There has been unknown physics at play inside brains since forever and it still is and always will be, by definition of science.

The point is that we don't even know how to define consciousness and humanity doesn't have a shared agreement about which living beings are conscious or are not. We're still like engineers building things millennia or centuries ago with only a shadow of a theory of why their creations worked. And yet we still walk on bridges from 2000 years ago and we had electric batteries and power plants before knowing how an electro magnetic wave moved.

If it were known that there where physical interactions occurring within the brain that deviated from the standard model, we wouldn't bother building didn't colliders.
Even if the brain showed a real deviation from the Standard Model, we’d still need colliders.

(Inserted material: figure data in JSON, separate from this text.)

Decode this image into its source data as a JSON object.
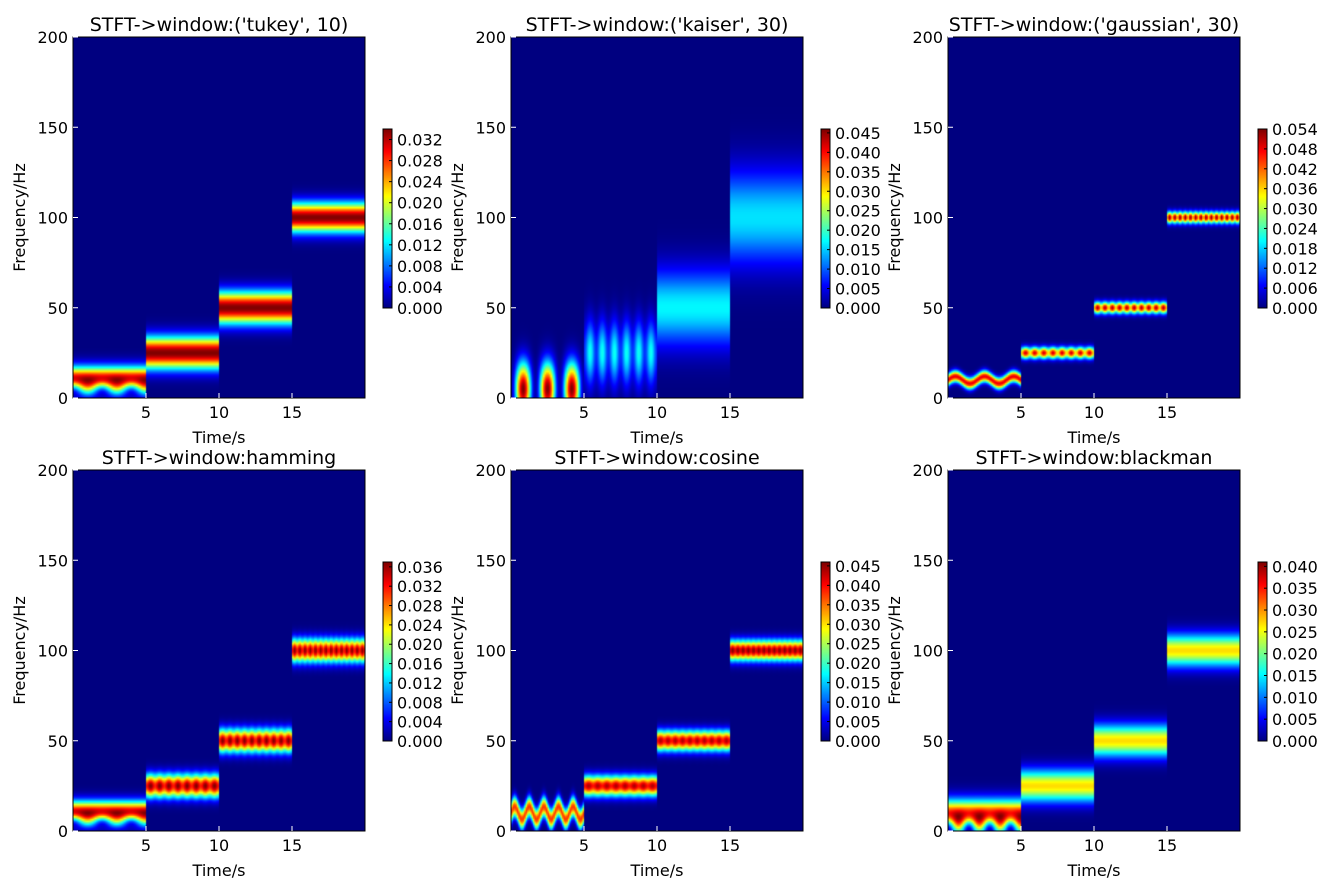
{
  "figure": {
    "colormap": "jet",
    "xlabel": "Time/s",
    "ylabel": "Frequency/Hz",
    "xlim": [
      0,
      20
    ],
    "ylim": [
      0,
      200
    ],
    "xticks": [
      "5",
      "10",
      "15"
    ],
    "yticks": [
      "0",
      "50",
      "100",
      "150",
      "200"
    ]
  },
  "chart_data": [
    {
      "type": "heatmap",
      "title": "STFT->window:('tukey', 10)",
      "xlabel": "Time/s",
      "ylabel": "Frequency/Hz",
      "xlim": [
        0,
        20
      ],
      "ylim": [
        0,
        200
      ],
      "colorbar": {
        "min": 0.0,
        "max": 0.034,
        "ticks": [
          "0.000",
          "0.004",
          "0.008",
          "0.012",
          "0.016",
          "0.020",
          "0.024",
          "0.028",
          "0.032"
        ]
      },
      "series": [
        {
          "t_start": 0,
          "t_end": 5,
          "freq_hz": 10,
          "width_hz": 9,
          "peak": 0.034,
          "ripple": 0.7,
          "ripple_cycles": 2.5,
          "ripple_mode": "notch"
        },
        {
          "t_start": 5,
          "t_end": 10,
          "freq_hz": 25,
          "width_hz": 11,
          "peak": 0.034,
          "ripple": 0.0,
          "ripple_cycles": 0
        },
        {
          "t_start": 10,
          "t_end": 15,
          "freq_hz": 50,
          "width_hz": 11,
          "peak": 0.034,
          "ripple": 0.0,
          "ripple_cycles": 0
        },
        {
          "t_start": 15,
          "t_end": 20,
          "freq_hz": 100,
          "width_hz": 10,
          "peak": 0.034,
          "ripple": 0.0,
          "ripple_cycles": 0
        }
      ]
    },
    {
      "type": "heatmap",
      "title": "STFT->window:('kaiser', 30)",
      "xlabel": "Time/s",
      "ylabel": "Frequency/Hz",
      "xlim": [
        0,
        20
      ],
      "ylim": [
        0,
        200
      ],
      "colorbar": {
        "min": 0.0,
        "max": 0.046,
        "ticks": [
          "0.000",
          "0.005",
          "0.010",
          "0.015",
          "0.020",
          "0.025",
          "0.030",
          "0.035",
          "0.040",
          "0.045"
        ]
      },
      "series": [
        {
          "t_start": 0,
          "t_end": 5,
          "freq_hz": 5,
          "width_hz": 18,
          "peak": 0.046,
          "ripple": 0.95,
          "ripple_cycles": 3,
          "ripple_mode": "pulse"
        },
        {
          "t_start": 5,
          "t_end": 10,
          "freq_hz": 25,
          "width_hz": 22,
          "peak": 0.018,
          "ripple": 0.55,
          "ripple_cycles": 6,
          "ripple_mode": "pulse"
        },
        {
          "t_start": 10,
          "t_end": 15,
          "freq_hz": 50,
          "width_hz": 26,
          "peak": 0.017,
          "ripple": 0.0,
          "ripple_cycles": 0
        },
        {
          "t_start": 15,
          "t_end": 20,
          "freq_hz": 100,
          "width_hz": 32,
          "peak": 0.016,
          "ripple": 0.0,
          "ripple_cycles": 0
        }
      ]
    },
    {
      "type": "heatmap",
      "title": "STFT->window:('gaussian', 30)",
      "xlabel": "Time/s",
      "ylabel": "Frequency/Hz",
      "xlim": [
        0,
        20
      ],
      "ylim": [
        0,
        200
      ],
      "colorbar": {
        "min": 0.0,
        "max": 0.054,
        "ticks": [
          "0.000",
          "0.006",
          "0.012",
          "0.018",
          "0.024",
          "0.030",
          "0.036",
          "0.042",
          "0.048",
          "0.054"
        ]
      },
      "series": [
        {
          "t_start": 0,
          "t_end": 5,
          "freq_hz": 10,
          "width_hz": 4,
          "peak": 0.054,
          "ripple": 0.35,
          "ripple_cycles": 2.5,
          "ripple_mode": "wave"
        },
        {
          "t_start": 5,
          "t_end": 10,
          "freq_hz": 25,
          "width_hz": 4,
          "peak": 0.05,
          "ripple": 0.3,
          "ripple_cycles": 8,
          "ripple_mode": "pulse"
        },
        {
          "t_start": 10,
          "t_end": 15,
          "freq_hz": 50,
          "width_hz": 4,
          "peak": 0.052,
          "ripple": 0.3,
          "ripple_cycles": 10,
          "ripple_mode": "pulse"
        },
        {
          "t_start": 15,
          "t_end": 20,
          "freq_hz": 100,
          "width_hz": 4,
          "peak": 0.054,
          "ripple": 0.3,
          "ripple_cycles": 14,
          "ripple_mode": "pulse"
        }
      ]
    },
    {
      "type": "heatmap",
      "title": "STFT->window:hamming",
      "xlabel": "Time/s",
      "ylabel": "Frequency/Hz",
      "xlim": [
        0,
        20
      ],
      "ylim": [
        0,
        200
      ],
      "colorbar": {
        "min": 0.0,
        "max": 0.037,
        "ticks": [
          "0.000",
          "0.004",
          "0.008",
          "0.012",
          "0.016",
          "0.020",
          "0.024",
          "0.028",
          "0.032",
          "0.036"
        ]
      },
      "series": [
        {
          "t_start": 0,
          "t_end": 5,
          "freq_hz": 10,
          "width_hz": 8,
          "peak": 0.037,
          "ripple": 0.7,
          "ripple_cycles": 2.5,
          "ripple_mode": "notch"
        },
        {
          "t_start": 5,
          "t_end": 10,
          "freq_hz": 25,
          "width_hz": 8,
          "peak": 0.037,
          "ripple": 0.15,
          "ripple_cycles": 8,
          "ripple_mode": "pulse"
        },
        {
          "t_start": 10,
          "t_end": 15,
          "freq_hz": 50,
          "width_hz": 8,
          "peak": 0.037,
          "ripple": 0.15,
          "ripple_cycles": 10,
          "ripple_mode": "pulse"
        },
        {
          "t_start": 15,
          "t_end": 20,
          "freq_hz": 100,
          "width_hz": 8,
          "peak": 0.037,
          "ripple": 0.15,
          "ripple_cycles": 14,
          "ripple_mode": "pulse"
        }
      ]
    },
    {
      "type": "heatmap",
      "title": "STFT->window:cosine",
      "xlabel": "Time/s",
      "ylabel": "Frequency/Hz",
      "xlim": [
        0,
        20
      ],
      "ylim": [
        0,
        200
      ],
      "colorbar": {
        "min": 0.0,
        "max": 0.046,
        "ticks": [
          "0.000",
          "0.005",
          "0.010",
          "0.015",
          "0.020",
          "0.025",
          "0.030",
          "0.035",
          "0.040",
          "0.045"
        ]
      },
      "series": [
        {
          "t_start": 0,
          "t_end": 5,
          "freq_hz": 10,
          "width_hz": 7,
          "peak": 0.046,
          "ripple": 0.6,
          "ripple_cycles": 5,
          "ripple_mode": "wave"
        },
        {
          "t_start": 5,
          "t_end": 10,
          "freq_hz": 25,
          "width_hz": 7,
          "peak": 0.044,
          "ripple": 0.1,
          "ripple_cycles": 8,
          "ripple_mode": "pulse"
        },
        {
          "t_start": 10,
          "t_end": 15,
          "freq_hz": 50,
          "width_hz": 7,
          "peak": 0.044,
          "ripple": 0.1,
          "ripple_cycles": 10,
          "ripple_mode": "pulse"
        },
        {
          "t_start": 15,
          "t_end": 20,
          "freq_hz": 100,
          "width_hz": 7,
          "peak": 0.046,
          "ripple": 0.1,
          "ripple_cycles": 14,
          "ripple_mode": "pulse"
        }
      ]
    },
    {
      "type": "heatmap",
      "title": "STFT->window:blackman",
      "xlabel": "Time/s",
      "ylabel": "Frequency/Hz",
      "xlim": [
        0,
        20
      ],
      "ylim": [
        0,
        200
      ],
      "colorbar": {
        "min": 0.0,
        "max": 0.041,
        "ticks": [
          "0.000",
          "0.005",
          "0.010",
          "0.015",
          "0.020",
          "0.025",
          "0.030",
          "0.035",
          "0.040"
        ]
      },
      "series": [
        {
          "t_start": 0,
          "t_end": 5,
          "freq_hz": 8,
          "width_hz": 11,
          "peak": 0.041,
          "ripple": 0.85,
          "ripple_cycles": 3.5,
          "ripple_mode": "notch"
        },
        {
          "t_start": 5,
          "t_end": 10,
          "freq_hz": 25,
          "width_hz": 11,
          "peak": 0.027,
          "ripple": 0.0,
          "ripple_cycles": 0
        },
        {
          "t_start": 10,
          "t_end": 15,
          "freq_hz": 50,
          "width_hz": 11,
          "peak": 0.027,
          "ripple": 0.0,
          "ripple_cycles": 0
        },
        {
          "t_start": 15,
          "t_end": 20,
          "freq_hz": 100,
          "width_hz": 11,
          "peak": 0.027,
          "ripple": 0.0,
          "ripple_cycles": 0
        }
      ]
    }
  ]
}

The brain is a messy, low energy environment, and observation isn’t identification.

Colliders provide clean, high energy tests to pin down masses, spins, and couplings, and we already need them for open problems. A bio anomaly would set targets, not replace colliders.

> This isn't a viewpoint coming from AI

It has always been related to AI. Shortly after Church and Turing formalized computability, people started squaring off into 2 camps. People who believed strong AI was possible and those who didn’t.

We know the standard model is incomplete. Penrose’s ideas come directly from his his explorations of the gaps he suspects exist.

There are people that come to it from the direction of AI because they think they know something about consciousness. That's certainly putting the conclusion first.

But there are also physicists who come at the problem from the direction of physics. We know the standard model is incomplete, but we also know it covers everyone we experience with exquisite precision. Unless there is a black hole or temperatures on par with the big bang going on within our brain, the standard model will tell you what you need to know

You are vastly overstating the certainty of your position. Many physicists, including Penrose (even if ignoring his consciousness arguments) are deeply unsatisfied with the standard model and believe that it is incomplete. Despite understanding how useful it can be.

It is very unlikely that it can tell you “everything you need to know” or even everything that could possibly be useful.

Even if that were the case we have no way of knowing that or even supporting that with our current understanding. That takes that statement thoroughly outside of the realm of science and into philosophy.

>Unless there is a black hole or temperatures on par with the big bang going on within our brain, the standard model will tell you what you need to know

Do you think that if it were that simple, that a world renowned physicist would capable of doing the back of the envelope math?

Also do you think that if it were that simple that this world renowned physicist could consistently convince other world renowned physicists to engage with him beyond simple 1 paragraph rebuttals? To the point where they will write entire chapters in books published by him?

You may not find his argument convincing, but his arguments aren’t dismissed as crank science outside of edgy internet posts.